In 1994, I invited him to write the introduction to my book “Being God’s Partner: How to Find the Hidden Link Between Spirituality and Your Work” (Jewish Lights). That book attempted to connect the inner world of religion and values to the outer world of career and occupation. It was a meditation on how to connect what you did with what you believed, and how to find balance in life. It became a critique of laissez-faire capitalism, which had caused us to define ourselves by work, income and class.
Reflecting on how the shopping mall has replaced the cathedral in cultural significance, Lear wrote:
What is notable about this contemporary fountainhead of values is not simply the message that can be reduced to the five-word phrase: “We are what we consume.” It is the overweening commitment of American business, not to qualitative values, but to quantitative values. We define ourselves, our values and our aspirations by SAT scores, Nielsen ratings, box office grosses, cost-benefit analysis, quarterly profits, bottom lines, and polls, polls, polls …
A culture that becomes a stranger to its own inner human needs — needs which are unquantifiable, intuitive, mysterious — has lost touch with the best of its humanity; with that portion of itself that impels us to create art and literature and to study ethics, philosophy and history; with the part of our being that gives rise to our sense of awe and wonder; with our innate longing for a higher order of meaning, This is the spiritual life of our species, that aspect of ourselves that we have long recognized sets us apart from other creatures.
Whether Lear knew it or not, he was essentially channeling Abraham Joshua Heschel. More than that, he was, perhaps unwittingly, creating a “commercial” for Shabbat — as a time for the qualitative, rather than the quantitative, a time of awe and wonder and meaning.
But then he turned his eye to American society, with the gaze of a biblical prophet:
Most Americans are aware that we, as a nation, are not enjoying our material success. To scan today’s cultural landscape is to see a burgeoning underclass, a growing army of homeless people, and an increasingly frustrated, alienated, economically hard-pressed middle class. We see drugs, crime, violence, racism, hate crimes, mindless massacres and children killing children.

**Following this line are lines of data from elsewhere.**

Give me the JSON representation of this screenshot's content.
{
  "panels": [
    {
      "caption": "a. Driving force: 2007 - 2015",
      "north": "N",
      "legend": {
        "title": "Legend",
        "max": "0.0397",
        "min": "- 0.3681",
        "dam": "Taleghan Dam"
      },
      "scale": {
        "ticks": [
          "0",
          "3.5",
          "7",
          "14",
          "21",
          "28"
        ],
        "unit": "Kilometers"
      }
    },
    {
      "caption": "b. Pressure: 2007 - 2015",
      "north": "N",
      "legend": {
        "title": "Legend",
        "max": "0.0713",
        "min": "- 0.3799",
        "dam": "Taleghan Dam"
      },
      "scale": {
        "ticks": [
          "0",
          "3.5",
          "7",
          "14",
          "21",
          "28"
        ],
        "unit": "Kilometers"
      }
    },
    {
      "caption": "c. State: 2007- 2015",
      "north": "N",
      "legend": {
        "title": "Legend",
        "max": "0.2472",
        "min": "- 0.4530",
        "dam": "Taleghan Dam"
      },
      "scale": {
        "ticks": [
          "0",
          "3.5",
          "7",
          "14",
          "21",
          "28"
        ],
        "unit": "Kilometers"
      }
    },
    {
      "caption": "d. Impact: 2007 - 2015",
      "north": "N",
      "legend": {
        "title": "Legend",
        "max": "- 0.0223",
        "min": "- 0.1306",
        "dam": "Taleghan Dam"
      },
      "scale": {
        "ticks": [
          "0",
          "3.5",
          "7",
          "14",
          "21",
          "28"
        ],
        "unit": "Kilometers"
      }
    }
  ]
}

This was 1994. Lear was both descriptive and prescient. If anything, the explosion of technology and the ubiquity of the internet have made our lives and our longings even that much more quantifiable; we judge ourselves by the number of “likes” we get and the number of “followers” we accumulate.
But Lear was equally hopeful that a parallel wave of spiritual endeavor could serve as an antidote to the ache of our times:
A phenomenon of equal significance is building now. It is a buzzing, disconnected eruption of spiritual reaction to our times; it is operating without the sanction of the popular culture or organized religion; and it can be used to shatter the walls erected by secularists and, even, religionists that prevent us from even talking about it.
Again, that was 1994, almost 30 years ago. Since then, we have seen our culture is in even worse shape than we had thought. Since then, we have seen our way of judging religion and faith systems, and their structures and institutions, has been whether they can respond to the decay of our society — a decay that is simultaneously beneath our field of vision, and quite apparent.
Lear is an American original. And, yes, a wise and perceptive Jew. We needed his insights then. We need them even more now.
And so, as we say: Norman, ad meah v’esrim — may you live to be 120!
(The views expressed in this opinion piece do not necessarily reflect those of Religion News Service.)